HOW OLD IS YOUR BRAIN? A FOUNDATIONAL MODEL FOR BRAIN AGING AND COGNITION DECLINE
Anthriq
Presentation
Date TBA
Event Information
Poster Board
PS03-08AM-141
Poster
View posterAbstract
Brain aging is a complex process in which cognitive functions and homeostatic activity decline unevenly across domains, making it difficult to establish a comprehensive view (Campbell et al., 2024; James & Burgess, 2025). Disentangling the relationships between neural features, chronological age, and cognitive function remains a fundamental challenge, as cognitive reserve mechanisms can mask age-related decline (James & Burgess, 2025). There is a pressing need for non-invasive, functional biomarkers for early detection of neurodegenerative conditions, where early intervention is effective (Simmatis et al., 2025). We propose a foundational model trained on EEG signals across diverse ages and cognitive tasks.

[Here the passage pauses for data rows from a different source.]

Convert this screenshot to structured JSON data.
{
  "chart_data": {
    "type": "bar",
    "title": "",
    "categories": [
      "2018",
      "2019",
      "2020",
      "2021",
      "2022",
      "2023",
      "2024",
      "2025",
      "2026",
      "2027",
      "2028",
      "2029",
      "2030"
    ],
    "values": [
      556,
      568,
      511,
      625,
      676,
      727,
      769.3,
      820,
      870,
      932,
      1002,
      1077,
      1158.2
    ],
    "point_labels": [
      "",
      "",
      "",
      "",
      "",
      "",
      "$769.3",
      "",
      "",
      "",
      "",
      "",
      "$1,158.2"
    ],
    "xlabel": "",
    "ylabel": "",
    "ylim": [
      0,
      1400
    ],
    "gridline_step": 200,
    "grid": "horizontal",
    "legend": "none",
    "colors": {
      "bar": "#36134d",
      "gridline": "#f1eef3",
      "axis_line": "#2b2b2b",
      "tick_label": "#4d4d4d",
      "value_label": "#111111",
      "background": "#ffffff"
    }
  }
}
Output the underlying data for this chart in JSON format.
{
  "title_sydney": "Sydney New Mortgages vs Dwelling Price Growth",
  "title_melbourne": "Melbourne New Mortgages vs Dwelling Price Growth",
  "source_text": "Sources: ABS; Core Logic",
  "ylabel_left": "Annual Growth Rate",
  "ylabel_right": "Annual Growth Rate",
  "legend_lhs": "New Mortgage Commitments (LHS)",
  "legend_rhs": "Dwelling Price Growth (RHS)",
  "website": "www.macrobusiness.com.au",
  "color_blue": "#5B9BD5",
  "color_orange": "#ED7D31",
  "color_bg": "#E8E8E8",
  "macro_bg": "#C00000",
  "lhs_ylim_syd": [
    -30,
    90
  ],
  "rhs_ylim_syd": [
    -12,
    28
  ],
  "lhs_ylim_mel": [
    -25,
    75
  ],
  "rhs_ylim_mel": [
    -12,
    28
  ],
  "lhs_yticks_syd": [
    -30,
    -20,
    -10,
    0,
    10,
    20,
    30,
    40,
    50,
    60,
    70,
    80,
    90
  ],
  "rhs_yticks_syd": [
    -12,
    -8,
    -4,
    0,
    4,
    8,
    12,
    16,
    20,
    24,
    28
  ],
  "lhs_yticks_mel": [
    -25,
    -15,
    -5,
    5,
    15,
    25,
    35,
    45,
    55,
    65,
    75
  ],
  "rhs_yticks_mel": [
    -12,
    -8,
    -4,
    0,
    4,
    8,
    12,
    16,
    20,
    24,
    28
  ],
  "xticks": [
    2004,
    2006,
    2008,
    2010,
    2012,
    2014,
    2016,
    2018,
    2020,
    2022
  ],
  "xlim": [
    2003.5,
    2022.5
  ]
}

Given resting-state or task-based EEG, such a model predicts brain age and cognitive scores simultaneously, identifying which cognitive domains have declined, the trajectory of aging, and which brain regions drive these changes. To this end, we employed statistical feature extraction, individual supervised models, and ensemble methods. We examined correlations with and without controlling for age. Training utilised 126 subjects from open-source datasets with validation done using an external hospital dataset. Preliminary findings show Peak Alpha Frequency (C-PAF, N-PAF) maintains significant age-controlled correlations with cognitive performance (NART: ρ = −0.420, p = 0.001; QMCI: r = 0.308, p < 0.05). ElasticNet achieved MAE = 5.78 years, while SVR yielded MAE = 4.33 years on external hospital data. Feature and channel importance analyses reveal which brain regions and spectral signatures best predict aging, offering mechanistic insights into cognitive decline and establishing a foundation for accessible cognitive health monitoring across diverse populations.